Of course, these poems are worth enjoying entirely for themselves – but don’t take my word for it. A host of poets explore these subjects, and many others, far more eloquently. Arundhati Subranam, from Mumbai, whose powerful readings set her words on fire, writes, ‘You believe you know me,/ wide-eyed Eng Lit type/ from a sun-scalded colony,// reading my Keats – or is it yours – / whilst my country detonates/ on your television screen’. Ko Un, widely-known in his native Korea, attempts to bridge the gap. In “Time with Dead Poets” he tells us, “I am more than myself. You are more than yourself./ We sing in the universe’s dialect/”. Though their collections are shorter than some, both Jean Binta Breeze and Jack Mapanje add enriching cultural context on camera, in Breeze’s case about Jamaica’s recent history, in Mapanje’s, about his time in Malawi as political prisoner. His rendition of “Your Tears Still Burning at my Handcuffs, 1991” is even more moving for its poignant introduction.

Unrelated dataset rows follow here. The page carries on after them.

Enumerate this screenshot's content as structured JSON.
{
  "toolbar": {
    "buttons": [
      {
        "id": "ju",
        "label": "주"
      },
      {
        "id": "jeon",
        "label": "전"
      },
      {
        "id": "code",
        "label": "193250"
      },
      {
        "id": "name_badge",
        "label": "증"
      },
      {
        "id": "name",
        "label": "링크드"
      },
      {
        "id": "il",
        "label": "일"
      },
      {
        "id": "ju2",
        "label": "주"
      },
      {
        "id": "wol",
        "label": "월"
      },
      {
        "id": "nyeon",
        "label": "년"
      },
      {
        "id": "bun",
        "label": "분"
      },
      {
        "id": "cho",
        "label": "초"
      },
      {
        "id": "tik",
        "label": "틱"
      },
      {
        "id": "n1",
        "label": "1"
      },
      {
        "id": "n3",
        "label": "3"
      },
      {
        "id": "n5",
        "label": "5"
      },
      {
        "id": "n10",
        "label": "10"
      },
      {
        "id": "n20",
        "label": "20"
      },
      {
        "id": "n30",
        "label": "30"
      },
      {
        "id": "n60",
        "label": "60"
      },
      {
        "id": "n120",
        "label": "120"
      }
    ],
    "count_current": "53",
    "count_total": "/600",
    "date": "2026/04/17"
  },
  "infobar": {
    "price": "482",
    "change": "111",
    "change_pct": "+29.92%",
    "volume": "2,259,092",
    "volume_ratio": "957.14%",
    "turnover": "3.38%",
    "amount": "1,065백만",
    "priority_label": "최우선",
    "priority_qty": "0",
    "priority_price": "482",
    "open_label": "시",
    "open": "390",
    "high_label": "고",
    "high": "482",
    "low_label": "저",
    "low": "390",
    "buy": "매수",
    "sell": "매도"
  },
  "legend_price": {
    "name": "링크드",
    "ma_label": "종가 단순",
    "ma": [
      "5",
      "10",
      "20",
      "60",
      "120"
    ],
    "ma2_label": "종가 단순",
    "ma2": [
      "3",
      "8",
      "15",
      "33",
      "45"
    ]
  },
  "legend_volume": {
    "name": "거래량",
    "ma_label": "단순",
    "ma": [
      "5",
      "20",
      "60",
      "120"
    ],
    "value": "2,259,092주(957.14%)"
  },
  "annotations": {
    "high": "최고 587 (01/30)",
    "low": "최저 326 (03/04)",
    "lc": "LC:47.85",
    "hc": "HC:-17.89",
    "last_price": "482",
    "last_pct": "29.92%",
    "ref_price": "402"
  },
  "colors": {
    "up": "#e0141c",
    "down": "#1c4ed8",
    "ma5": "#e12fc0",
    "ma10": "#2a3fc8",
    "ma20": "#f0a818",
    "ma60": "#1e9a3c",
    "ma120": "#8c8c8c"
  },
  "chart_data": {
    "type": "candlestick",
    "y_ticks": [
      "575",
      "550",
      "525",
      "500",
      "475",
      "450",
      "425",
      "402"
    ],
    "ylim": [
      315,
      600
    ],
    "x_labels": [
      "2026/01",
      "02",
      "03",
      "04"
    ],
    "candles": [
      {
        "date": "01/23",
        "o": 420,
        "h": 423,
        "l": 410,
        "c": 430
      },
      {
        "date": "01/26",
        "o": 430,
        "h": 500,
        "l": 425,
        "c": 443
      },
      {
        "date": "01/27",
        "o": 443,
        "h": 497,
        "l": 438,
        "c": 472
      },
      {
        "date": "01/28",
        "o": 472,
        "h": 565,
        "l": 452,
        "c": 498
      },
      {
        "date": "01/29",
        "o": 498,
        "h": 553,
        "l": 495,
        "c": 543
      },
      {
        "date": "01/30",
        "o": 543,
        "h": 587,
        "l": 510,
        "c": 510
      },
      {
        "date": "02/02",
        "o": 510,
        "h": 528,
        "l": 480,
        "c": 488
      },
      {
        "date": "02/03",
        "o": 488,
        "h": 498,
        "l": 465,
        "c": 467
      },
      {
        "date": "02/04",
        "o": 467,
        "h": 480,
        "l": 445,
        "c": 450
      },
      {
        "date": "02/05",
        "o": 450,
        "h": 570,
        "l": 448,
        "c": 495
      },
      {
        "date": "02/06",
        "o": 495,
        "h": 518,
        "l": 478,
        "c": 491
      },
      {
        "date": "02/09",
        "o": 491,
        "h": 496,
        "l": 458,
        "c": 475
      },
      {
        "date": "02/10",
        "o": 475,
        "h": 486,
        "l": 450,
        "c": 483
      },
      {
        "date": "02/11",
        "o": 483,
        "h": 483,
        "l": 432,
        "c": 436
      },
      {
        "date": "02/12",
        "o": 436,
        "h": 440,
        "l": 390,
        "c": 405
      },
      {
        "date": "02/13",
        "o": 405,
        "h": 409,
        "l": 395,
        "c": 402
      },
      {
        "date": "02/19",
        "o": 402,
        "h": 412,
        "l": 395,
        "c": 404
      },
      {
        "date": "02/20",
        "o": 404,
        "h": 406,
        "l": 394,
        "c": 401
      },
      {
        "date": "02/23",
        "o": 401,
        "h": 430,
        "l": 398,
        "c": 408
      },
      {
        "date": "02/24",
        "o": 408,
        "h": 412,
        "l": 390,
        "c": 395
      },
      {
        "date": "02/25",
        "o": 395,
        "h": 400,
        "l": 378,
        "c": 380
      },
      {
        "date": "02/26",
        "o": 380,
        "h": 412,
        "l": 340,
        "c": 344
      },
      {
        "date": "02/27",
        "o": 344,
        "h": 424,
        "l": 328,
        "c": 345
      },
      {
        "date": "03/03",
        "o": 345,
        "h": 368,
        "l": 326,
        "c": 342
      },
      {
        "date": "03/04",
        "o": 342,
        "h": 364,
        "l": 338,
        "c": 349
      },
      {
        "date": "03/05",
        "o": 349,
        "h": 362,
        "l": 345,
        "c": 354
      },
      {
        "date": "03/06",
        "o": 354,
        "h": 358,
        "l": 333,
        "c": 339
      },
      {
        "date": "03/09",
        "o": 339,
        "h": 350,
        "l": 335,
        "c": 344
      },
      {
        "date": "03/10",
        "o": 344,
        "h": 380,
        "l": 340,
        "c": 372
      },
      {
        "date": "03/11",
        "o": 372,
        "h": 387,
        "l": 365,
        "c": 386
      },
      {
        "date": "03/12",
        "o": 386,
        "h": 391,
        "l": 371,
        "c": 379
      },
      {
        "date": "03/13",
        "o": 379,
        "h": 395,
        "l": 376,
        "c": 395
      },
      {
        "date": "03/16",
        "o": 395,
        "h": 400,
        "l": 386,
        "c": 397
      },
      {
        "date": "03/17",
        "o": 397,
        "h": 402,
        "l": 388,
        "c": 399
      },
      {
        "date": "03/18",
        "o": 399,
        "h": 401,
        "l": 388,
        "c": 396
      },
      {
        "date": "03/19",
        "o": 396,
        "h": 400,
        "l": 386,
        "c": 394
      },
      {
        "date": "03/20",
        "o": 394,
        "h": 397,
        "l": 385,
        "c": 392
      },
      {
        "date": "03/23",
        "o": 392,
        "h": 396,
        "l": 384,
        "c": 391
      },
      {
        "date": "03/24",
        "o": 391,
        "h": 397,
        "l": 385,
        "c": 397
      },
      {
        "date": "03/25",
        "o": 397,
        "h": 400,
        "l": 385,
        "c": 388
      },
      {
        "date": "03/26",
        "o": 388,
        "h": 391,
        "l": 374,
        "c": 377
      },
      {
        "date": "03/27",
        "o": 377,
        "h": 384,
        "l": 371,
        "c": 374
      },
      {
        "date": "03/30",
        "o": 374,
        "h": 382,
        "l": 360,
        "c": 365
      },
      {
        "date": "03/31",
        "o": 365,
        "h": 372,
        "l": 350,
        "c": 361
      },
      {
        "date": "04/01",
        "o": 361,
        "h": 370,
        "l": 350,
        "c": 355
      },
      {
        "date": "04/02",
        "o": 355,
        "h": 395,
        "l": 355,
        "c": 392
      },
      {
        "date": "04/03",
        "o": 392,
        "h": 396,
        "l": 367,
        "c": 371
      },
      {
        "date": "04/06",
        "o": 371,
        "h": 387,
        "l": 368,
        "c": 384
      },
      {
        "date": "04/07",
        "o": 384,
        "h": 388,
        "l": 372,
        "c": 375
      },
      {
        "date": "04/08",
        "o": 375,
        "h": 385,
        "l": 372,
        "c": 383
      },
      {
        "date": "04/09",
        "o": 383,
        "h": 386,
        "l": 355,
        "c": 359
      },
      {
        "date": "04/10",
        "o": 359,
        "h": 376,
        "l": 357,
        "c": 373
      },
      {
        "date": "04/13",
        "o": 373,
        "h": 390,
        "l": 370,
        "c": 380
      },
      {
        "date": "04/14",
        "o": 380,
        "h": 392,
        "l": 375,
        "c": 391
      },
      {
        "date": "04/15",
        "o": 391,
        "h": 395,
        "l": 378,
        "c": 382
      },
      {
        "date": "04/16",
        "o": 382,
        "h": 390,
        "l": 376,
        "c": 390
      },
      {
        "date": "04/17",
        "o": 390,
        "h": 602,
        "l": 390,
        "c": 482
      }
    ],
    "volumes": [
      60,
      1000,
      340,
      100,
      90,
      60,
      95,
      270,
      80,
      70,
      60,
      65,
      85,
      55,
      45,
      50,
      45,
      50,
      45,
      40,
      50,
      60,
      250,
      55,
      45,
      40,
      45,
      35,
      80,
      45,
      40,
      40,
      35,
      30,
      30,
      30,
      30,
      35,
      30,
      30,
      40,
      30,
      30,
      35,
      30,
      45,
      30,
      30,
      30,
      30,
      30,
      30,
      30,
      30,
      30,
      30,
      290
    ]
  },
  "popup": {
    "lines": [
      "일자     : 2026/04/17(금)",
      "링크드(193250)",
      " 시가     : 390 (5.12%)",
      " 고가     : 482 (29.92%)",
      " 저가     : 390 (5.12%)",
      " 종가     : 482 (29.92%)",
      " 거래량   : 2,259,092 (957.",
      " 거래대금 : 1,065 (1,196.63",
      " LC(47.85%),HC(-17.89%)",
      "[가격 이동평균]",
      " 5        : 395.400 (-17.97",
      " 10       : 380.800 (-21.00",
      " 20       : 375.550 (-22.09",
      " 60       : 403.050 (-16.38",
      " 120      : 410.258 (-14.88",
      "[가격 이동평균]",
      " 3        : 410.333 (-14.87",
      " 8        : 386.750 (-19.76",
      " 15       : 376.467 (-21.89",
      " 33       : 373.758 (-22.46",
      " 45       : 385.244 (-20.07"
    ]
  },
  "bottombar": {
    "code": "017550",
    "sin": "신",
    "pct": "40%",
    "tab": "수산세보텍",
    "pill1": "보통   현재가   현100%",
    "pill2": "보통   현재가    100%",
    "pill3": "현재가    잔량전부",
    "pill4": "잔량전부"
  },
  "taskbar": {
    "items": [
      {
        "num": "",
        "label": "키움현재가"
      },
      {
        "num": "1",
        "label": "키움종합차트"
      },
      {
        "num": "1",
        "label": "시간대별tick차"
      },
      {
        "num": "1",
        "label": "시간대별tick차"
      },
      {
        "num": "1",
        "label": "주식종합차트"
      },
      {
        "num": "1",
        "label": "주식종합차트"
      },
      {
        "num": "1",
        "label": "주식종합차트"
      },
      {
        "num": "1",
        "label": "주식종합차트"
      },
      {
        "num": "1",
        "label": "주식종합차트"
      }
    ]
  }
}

Other memorable moments include Moniza Alvi’s “I Was Raised in a Glove Compartment”, which explores questions of love and belonging in a quite surreal way: “The gloves held out limp fingers” and “in the dark I touched them.” Ana Blandiana and her translator, Victoria Patea, give an impromptu joint reading, also to great effect. Not all of the poets are still with us. There is a moment, before Ruth Stone appears in the flesh, when we are faced with her empty chair and our own sense of loss. Finally, it’s always a delight to see Tony Hoagland, whose flair for plumbing the human psyche’s taboo depths can in equal measures delight and unsettle. But if World Poets is an expression of global connection, in these troubled times we need those poets who expose its undercurrents, a necessary act for healing. For like this anthology, all poetry is an attempt to move us through words, through worlds, to a universal space beyond linguistics. As the late Tomas Tranströmer attests in “The Half-Finished Heaven”, “Each man is a half-open door / leading to a room for everyone”.